Match The Background Image’s Depth of Field (Blur)

Another important thing you need to think about when you change a background in Photoshop is the Depth of Field.

If your original image has a shallow depth of field then you will need to blur the background image. Especially if your main subject also has areas that are out of focus.

One easy way to get a realistic background blur is to apply a Tilt-Shift Blur. With your new background layer selected, go into Filter, Blur Gallery, and select Tilt-shift.

In this filter, everything in between the two solid lines will remain in focus. While things in between the solid line and the dashed line gradually become blurry.

If you were to imagine how a lens will blur the background, then you can probably figure out where to place this blur over your image.

Where your subject is standing will be in focus and there will be a gradual transition to a blurry background.

Place the center blur dot where your subject’s feet would be. Even if they are out of the canvas. Then place the dashed line behind them to create the gradual blurry transition

Apply a Cohesive Adjustment When Changing Backgrounds

When you change backgrounds in Photoshop, it’s always a good idea to apply global adjustments to bring all the images together and make them feel more cohesive.

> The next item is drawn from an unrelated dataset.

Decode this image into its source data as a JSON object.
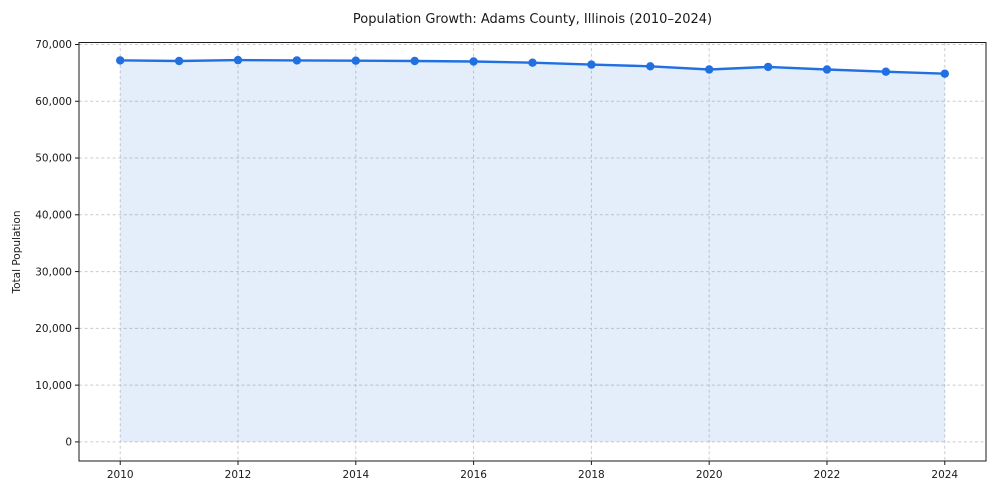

You can do so by adding noise, a vignette, or applying a color grade. One easy thing that you can apply is a global color adjustment.

You can go into the New Adjustment Layer icon, and choose Color Lookup.

You can think of this Adjustment Layer as a filter that colors your image much like an Instagram filter. From the 3D LUT dropdown, you can select any look that you want.

Tap on the down arrow key to toggle between the LUTs. If you find one that you like, but it’s too intense, you can always reduce the Opacity.